I thought the idea that your environment can influence fatigue interesting – maybe I should go camping. 🙂
Very much so.
Major sensitivities to mold might be a good place to start looking.
Allergies can make you listless no matter how much sleep you get.
An allergist told me that you can sleep 12 hours a day, but with allergies you can still be tired.
Cort, if you’re seeing this, do you notice if you’re more tired when you stay in one place, or are you never in one place long enough to know? 🙂
I don’t have allergies Stephen, at least not the sinus sniffling kind, but would like to get tested for food sensitivities. One doctor told me just to go on an elimination diet but since I’m quite sure if it’s a problem it’s only a small part, it would be impossible to know what was what. In the recent fibro summit some doctors said the ALCAT test was very good and that IgG levels aren’t, but in researching ALCAT I see it has a lot of controversy surrounding it. It’s hard to know who/what to believe.

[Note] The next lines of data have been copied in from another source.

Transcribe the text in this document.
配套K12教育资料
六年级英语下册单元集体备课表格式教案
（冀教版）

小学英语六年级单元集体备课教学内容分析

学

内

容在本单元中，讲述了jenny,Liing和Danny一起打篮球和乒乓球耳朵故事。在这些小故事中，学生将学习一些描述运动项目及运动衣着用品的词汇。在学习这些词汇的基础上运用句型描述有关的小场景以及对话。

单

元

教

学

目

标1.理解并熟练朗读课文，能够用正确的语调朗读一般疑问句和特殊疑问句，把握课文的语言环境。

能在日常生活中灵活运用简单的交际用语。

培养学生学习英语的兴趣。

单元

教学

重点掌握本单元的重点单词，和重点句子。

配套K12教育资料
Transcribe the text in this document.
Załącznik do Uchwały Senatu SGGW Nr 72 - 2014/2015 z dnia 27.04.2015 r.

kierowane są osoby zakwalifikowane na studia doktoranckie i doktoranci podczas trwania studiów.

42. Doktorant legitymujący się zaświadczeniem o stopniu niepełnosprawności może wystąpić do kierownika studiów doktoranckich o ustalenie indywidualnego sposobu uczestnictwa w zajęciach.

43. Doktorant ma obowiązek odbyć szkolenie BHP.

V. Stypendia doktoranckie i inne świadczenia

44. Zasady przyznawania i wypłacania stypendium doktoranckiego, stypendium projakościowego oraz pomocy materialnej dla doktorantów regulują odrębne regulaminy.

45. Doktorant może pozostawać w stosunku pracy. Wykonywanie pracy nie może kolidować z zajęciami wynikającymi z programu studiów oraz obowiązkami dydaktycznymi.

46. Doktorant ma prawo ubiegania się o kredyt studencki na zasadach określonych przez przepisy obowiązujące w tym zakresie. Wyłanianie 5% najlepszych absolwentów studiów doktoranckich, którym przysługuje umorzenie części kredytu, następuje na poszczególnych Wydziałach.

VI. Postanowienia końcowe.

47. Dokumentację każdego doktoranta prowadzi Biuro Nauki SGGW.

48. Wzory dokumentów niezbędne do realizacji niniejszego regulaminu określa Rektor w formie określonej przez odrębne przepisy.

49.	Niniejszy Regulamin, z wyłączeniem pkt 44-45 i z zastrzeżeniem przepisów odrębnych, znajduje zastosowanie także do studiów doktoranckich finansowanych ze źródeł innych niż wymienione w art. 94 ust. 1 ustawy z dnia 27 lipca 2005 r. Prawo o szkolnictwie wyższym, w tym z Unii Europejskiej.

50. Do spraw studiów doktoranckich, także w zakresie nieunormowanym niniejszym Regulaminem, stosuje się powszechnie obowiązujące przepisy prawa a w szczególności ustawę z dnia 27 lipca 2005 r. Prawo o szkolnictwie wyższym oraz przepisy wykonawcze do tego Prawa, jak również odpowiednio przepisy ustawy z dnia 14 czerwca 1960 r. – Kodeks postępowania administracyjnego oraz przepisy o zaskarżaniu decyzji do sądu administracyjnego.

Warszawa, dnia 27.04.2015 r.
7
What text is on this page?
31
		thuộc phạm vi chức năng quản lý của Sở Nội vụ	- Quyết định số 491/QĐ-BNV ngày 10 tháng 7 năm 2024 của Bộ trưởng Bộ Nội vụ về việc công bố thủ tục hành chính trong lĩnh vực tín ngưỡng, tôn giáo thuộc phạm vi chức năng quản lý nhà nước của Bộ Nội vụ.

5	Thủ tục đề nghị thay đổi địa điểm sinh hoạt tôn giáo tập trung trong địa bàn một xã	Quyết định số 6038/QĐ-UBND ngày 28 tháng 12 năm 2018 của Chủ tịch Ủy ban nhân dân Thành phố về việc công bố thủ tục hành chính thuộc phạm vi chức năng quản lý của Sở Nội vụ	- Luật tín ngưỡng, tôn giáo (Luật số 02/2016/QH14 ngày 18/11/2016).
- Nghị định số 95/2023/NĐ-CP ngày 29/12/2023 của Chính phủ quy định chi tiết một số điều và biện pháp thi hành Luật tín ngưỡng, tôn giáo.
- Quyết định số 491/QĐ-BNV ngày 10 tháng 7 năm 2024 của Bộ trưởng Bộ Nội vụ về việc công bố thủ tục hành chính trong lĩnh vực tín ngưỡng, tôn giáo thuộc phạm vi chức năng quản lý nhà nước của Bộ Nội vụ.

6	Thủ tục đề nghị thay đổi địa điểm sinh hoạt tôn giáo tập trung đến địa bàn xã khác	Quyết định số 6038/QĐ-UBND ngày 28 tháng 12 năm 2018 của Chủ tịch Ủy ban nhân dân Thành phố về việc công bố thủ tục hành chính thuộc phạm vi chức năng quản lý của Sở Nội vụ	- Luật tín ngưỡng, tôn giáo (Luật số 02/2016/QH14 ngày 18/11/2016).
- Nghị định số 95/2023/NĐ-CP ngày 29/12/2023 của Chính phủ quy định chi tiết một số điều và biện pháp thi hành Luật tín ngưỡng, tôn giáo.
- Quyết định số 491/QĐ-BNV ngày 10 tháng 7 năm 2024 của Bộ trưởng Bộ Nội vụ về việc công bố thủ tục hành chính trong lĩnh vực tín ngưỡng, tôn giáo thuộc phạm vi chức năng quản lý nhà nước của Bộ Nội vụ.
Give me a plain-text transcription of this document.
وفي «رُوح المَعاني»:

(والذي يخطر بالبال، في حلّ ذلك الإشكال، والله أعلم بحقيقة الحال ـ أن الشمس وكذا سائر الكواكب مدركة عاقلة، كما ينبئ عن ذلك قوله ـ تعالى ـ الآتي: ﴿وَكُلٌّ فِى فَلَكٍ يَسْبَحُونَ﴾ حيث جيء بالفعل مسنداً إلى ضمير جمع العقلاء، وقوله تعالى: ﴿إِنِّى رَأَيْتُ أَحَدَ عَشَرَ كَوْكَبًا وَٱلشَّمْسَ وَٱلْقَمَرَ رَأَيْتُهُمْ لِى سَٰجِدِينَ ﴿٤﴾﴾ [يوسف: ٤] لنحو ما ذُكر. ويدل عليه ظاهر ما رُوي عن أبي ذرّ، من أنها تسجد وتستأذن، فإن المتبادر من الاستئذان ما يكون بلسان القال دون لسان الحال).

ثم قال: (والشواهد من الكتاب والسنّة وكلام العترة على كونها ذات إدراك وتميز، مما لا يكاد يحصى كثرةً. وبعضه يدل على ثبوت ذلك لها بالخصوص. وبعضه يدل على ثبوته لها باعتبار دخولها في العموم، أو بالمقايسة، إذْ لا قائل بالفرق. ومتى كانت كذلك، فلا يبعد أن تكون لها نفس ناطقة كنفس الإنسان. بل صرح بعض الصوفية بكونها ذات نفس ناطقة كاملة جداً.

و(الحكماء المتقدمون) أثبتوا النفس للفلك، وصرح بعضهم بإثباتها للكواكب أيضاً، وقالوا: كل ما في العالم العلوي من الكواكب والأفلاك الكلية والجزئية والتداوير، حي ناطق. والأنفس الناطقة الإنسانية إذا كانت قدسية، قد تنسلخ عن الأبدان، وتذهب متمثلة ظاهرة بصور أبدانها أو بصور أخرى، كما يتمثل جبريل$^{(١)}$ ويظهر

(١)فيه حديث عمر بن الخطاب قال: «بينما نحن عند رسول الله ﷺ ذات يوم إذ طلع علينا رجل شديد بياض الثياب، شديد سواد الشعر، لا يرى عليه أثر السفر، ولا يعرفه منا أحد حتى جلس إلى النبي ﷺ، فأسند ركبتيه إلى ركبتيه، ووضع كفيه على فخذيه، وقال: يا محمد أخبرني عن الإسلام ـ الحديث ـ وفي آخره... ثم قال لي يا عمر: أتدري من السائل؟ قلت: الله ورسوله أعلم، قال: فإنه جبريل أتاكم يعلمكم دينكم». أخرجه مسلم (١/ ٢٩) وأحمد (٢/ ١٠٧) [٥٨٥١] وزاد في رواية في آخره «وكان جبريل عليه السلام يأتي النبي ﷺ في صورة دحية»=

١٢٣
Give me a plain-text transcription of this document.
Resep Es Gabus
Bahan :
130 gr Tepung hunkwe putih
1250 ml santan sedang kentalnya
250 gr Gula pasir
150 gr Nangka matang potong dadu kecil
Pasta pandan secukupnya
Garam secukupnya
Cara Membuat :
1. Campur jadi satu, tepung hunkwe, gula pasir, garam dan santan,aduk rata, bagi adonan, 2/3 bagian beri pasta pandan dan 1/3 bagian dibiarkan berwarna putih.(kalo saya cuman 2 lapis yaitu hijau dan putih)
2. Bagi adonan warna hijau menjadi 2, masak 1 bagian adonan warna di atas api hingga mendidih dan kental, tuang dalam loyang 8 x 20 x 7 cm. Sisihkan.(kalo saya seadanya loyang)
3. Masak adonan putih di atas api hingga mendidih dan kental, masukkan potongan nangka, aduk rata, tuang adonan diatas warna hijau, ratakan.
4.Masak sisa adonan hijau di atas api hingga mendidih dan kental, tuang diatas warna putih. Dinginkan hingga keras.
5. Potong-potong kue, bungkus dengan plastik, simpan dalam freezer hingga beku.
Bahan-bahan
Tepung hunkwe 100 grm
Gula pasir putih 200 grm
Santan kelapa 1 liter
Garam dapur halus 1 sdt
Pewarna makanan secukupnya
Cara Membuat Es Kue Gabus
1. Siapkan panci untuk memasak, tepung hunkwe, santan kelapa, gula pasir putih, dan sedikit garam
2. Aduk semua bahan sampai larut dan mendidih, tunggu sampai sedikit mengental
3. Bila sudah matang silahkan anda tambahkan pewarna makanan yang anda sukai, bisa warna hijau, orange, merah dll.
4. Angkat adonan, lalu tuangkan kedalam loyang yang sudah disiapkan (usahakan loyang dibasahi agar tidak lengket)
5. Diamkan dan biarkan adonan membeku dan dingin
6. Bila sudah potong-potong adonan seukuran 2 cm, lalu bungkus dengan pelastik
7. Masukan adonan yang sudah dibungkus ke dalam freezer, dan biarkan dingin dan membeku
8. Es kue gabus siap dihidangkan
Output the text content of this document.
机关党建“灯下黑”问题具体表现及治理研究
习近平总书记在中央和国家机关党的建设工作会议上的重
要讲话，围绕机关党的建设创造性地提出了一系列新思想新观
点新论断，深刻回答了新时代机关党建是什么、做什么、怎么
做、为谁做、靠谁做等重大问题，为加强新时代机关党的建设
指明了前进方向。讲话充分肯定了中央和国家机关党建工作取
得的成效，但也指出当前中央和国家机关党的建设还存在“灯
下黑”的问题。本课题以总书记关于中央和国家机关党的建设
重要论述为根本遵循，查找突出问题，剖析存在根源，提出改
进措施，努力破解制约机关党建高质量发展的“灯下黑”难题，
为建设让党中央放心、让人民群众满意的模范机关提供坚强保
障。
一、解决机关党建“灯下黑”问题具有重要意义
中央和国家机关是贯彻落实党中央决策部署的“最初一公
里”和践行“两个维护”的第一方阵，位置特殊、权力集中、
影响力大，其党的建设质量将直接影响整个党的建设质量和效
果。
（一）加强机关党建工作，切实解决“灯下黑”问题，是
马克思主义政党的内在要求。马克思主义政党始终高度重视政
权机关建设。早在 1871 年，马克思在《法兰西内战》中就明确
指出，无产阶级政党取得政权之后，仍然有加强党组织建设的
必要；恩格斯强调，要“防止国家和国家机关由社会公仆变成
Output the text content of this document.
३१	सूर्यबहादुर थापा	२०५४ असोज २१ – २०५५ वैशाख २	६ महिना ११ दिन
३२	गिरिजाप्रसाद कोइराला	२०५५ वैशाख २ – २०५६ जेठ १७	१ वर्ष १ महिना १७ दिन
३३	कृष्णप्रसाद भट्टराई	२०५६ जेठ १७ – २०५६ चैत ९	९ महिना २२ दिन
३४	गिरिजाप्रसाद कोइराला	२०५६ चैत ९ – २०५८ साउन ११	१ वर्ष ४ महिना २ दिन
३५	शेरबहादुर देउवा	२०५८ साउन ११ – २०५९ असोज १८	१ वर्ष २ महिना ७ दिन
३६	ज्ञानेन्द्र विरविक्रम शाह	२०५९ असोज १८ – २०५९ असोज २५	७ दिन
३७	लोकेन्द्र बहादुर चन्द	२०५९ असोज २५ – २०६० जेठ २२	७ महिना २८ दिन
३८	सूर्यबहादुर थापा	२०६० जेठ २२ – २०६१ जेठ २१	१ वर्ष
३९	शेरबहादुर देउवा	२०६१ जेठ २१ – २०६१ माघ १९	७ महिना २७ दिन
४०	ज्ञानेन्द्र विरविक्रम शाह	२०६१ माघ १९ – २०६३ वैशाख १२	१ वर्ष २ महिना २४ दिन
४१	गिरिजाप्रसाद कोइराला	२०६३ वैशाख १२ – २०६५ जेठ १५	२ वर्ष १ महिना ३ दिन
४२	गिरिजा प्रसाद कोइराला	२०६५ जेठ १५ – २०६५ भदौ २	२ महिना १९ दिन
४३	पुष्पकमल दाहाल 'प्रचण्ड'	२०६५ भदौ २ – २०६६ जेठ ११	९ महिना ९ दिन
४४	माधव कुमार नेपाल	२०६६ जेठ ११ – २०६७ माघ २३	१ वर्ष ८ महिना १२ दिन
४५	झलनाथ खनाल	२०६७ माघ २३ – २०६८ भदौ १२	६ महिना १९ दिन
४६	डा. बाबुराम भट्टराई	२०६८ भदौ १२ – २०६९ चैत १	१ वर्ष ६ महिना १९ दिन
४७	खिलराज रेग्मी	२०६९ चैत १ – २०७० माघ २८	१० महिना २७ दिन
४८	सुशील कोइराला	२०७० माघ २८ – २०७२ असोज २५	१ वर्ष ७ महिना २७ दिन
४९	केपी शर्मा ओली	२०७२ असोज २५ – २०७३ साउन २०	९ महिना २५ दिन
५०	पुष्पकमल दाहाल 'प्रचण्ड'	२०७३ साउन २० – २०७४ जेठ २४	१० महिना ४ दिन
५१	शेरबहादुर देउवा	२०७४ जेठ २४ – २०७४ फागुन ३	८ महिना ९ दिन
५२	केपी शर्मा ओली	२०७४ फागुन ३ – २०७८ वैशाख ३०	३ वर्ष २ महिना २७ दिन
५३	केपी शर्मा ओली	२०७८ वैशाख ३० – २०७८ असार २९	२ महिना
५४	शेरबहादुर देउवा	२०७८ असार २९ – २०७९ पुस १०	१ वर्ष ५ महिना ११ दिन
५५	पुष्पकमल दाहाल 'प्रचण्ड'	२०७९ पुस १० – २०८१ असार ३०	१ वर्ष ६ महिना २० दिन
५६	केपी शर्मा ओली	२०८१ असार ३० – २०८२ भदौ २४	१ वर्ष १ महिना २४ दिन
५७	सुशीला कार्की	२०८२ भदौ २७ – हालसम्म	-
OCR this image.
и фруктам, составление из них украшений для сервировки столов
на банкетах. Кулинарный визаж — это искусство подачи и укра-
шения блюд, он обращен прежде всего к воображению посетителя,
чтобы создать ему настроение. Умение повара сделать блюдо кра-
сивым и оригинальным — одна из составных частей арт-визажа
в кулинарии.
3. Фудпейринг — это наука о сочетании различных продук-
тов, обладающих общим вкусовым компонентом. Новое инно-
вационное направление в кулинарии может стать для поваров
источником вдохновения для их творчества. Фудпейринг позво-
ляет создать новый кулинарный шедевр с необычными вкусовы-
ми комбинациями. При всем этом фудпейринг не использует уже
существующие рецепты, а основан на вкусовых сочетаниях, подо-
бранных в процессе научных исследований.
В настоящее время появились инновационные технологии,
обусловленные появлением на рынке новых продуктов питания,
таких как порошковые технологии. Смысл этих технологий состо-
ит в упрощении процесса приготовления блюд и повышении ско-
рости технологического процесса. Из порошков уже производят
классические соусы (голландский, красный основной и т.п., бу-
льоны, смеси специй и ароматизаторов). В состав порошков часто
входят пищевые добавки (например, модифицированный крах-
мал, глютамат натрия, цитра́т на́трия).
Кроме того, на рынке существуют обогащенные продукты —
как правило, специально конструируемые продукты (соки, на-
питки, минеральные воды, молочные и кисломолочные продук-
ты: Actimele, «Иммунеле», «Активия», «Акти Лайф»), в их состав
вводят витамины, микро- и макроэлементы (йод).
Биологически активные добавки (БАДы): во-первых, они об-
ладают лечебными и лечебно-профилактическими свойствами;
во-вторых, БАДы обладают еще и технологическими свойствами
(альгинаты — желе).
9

Check out Vitamin B12 deficiency. Many crossover symptoms with CFS/FM. Many who are on daily or every two day’s injections have found their CFS/FM improving or even reversing.
High levels in the blood does not necessarily mean high levels in the cells. Few doctors ever test ‘active’ (plasma) B12 levels, only serum or for Pernicious Anaemia. Whilst B12 deficiency is always present in PA, PA is not always present in B12 deficiency.
Also, whilst ‘160’ is viewed an ‘acceptable’ level it is at the very lowest end of the range & is most certainly not Optimum – which would be 700+. B12 deficiency is very much dismissed by the Medical Profession as being of no importance, yet many of our modern diseases, like CFS, FM, MS, Parkinson’s, Ataxia & gait/balance issues, & even dementias, etc, and anything that requires nerve involvement, can potentially be linked to an underlying B12 assimilation issue. Vegans & vegetarians will always be deficient if they are not supplementing in some way (although most oral B12 is very poorly assimilated).